The two paired torches rest on a base with cut-out contours. The ocean-themed base is also decorated with conchs and volutes. Its barrel is made up of a male figure in a fur gown, covering his mouth with his left hand, and holding a cup or purse in his right hand.
The binets show the base background as a reminder. They are engraved with a Crest and show a lion holding a standard with a crown and a medallion bearing the motto of the order of the garter “Honi soit qui mal y pense”. London, 1840-1841. Letter E.
Goldsmith Robert Garrard II made one of the two torches. He stamped it at its base and on the binets. Recense au Cygne made the other one without stamping it.
In 1818, Robert Garrard II (1793-1881), son of Robert Garrard I, took over his father’s work with help from his two brothers, James and Sebastian. The shop was renamed R.J & S Garrard until 1835 when it became R & S Garrard because of James’ withdrawal from the business.
Over the course of the 19th century, the Garrards’ shop experienced an economic boom until a peak in 1843 when Queen Victoria named it the Crown’s official jeweler house succeeding to Rundell Bridge & Co. They started making silver coins and jewels for the royal family including the crown for King Edward VII’s consecration (1841-1910).

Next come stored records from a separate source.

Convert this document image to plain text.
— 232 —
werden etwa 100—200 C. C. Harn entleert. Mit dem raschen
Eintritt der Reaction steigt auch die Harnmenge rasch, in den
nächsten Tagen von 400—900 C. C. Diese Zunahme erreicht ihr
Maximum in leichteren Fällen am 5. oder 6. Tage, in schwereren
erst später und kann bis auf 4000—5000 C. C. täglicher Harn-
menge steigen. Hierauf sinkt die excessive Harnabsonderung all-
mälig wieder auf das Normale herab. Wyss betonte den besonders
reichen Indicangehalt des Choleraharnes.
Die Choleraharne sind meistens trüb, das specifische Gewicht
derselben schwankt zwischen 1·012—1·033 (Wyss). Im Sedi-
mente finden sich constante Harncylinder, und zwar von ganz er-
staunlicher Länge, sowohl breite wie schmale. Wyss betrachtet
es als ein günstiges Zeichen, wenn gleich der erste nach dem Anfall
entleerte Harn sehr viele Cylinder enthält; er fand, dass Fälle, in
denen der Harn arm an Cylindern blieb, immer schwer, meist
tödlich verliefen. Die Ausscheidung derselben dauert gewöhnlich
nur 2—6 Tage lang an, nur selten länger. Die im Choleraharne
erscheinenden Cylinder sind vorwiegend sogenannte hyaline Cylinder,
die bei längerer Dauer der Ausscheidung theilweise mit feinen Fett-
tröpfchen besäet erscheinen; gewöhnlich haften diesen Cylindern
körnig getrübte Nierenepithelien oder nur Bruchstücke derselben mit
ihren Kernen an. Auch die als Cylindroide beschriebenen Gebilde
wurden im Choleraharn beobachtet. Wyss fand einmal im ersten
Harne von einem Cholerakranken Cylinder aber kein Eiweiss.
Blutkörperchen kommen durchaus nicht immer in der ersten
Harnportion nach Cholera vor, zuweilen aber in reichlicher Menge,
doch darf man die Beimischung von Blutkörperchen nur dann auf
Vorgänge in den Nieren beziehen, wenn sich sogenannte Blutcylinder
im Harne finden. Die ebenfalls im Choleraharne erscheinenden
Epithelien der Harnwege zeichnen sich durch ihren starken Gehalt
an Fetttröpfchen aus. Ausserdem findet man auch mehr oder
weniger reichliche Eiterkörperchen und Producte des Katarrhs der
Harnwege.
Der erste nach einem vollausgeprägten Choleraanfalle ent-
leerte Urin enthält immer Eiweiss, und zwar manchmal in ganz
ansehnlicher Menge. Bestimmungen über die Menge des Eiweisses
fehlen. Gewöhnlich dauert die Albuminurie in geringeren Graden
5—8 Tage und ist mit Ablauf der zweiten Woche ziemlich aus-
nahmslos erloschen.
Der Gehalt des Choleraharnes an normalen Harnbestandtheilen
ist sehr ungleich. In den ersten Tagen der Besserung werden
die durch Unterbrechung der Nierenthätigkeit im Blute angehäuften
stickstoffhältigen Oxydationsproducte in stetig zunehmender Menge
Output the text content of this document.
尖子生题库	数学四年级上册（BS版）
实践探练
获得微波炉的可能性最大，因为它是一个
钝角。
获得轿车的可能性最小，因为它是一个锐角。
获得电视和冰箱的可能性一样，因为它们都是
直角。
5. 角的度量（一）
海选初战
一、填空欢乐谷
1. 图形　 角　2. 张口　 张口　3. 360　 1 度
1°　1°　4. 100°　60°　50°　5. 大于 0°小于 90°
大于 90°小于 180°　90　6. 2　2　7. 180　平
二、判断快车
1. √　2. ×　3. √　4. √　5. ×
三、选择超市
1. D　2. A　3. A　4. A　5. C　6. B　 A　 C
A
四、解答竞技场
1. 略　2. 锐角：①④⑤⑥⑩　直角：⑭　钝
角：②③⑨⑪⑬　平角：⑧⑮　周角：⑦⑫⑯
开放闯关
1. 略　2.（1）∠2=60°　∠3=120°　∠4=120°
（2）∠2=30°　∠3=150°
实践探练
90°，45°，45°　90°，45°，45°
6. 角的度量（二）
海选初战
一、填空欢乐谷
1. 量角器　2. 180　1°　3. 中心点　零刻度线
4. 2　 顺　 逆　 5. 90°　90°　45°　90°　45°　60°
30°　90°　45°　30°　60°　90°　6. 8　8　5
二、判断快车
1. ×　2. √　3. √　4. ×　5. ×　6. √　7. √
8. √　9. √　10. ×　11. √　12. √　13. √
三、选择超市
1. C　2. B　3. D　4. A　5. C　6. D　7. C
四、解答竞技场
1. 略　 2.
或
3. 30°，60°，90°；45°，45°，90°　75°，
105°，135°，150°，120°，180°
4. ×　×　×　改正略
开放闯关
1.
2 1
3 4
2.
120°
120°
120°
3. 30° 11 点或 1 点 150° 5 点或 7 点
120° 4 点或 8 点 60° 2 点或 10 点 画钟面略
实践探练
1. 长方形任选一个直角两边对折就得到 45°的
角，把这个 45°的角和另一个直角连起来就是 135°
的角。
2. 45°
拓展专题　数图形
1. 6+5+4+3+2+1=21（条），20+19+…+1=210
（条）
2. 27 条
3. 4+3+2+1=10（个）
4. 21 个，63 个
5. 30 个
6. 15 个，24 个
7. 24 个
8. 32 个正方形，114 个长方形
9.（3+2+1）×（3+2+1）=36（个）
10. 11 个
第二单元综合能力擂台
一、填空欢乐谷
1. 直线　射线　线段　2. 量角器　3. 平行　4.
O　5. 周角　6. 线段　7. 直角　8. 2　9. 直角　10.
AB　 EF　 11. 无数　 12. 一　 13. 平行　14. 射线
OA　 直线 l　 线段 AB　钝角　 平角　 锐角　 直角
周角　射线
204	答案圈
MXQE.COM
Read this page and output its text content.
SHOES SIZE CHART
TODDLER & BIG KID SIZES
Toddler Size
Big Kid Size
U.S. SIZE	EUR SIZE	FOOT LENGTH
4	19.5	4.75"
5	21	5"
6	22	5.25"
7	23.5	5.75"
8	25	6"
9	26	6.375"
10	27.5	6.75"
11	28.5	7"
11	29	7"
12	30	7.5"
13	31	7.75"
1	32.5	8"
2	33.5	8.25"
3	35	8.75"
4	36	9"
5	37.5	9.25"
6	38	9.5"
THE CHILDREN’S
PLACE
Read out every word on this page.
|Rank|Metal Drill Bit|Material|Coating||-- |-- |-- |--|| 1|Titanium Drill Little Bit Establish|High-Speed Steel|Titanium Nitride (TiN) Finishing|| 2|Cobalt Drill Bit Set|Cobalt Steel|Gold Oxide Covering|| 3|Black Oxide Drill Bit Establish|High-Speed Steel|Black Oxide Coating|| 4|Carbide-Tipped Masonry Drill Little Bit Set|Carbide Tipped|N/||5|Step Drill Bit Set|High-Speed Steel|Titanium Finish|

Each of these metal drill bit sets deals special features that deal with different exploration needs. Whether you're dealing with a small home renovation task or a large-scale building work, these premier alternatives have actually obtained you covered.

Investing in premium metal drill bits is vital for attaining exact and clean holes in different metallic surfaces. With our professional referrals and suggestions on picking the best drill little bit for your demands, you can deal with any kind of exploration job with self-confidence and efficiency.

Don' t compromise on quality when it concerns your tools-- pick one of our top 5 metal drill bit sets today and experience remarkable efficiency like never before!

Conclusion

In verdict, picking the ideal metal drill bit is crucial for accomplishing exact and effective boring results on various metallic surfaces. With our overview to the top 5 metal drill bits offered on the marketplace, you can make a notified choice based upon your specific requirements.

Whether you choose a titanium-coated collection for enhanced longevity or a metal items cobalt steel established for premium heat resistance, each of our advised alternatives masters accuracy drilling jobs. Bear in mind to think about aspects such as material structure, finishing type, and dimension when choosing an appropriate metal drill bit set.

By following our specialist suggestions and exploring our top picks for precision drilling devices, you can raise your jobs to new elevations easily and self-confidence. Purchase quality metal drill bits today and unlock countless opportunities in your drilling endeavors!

In 1848, Robert Garrard II created the legendary ewer of the America’s Cup trophy.
- Year: 1840-41
- Origin: England
- Goldsmith: Robert GARRARD II
- Material or technique: Vermeil
- Height: 16 cm
Similar model reproduced in "The collector's dictionnary of the SILVER and GOLG of Great Britain and North America" Michael Clayton.
The work of R.J & S. Garrard has appeared in several exhibitions including the 1851 World Exhibition in London.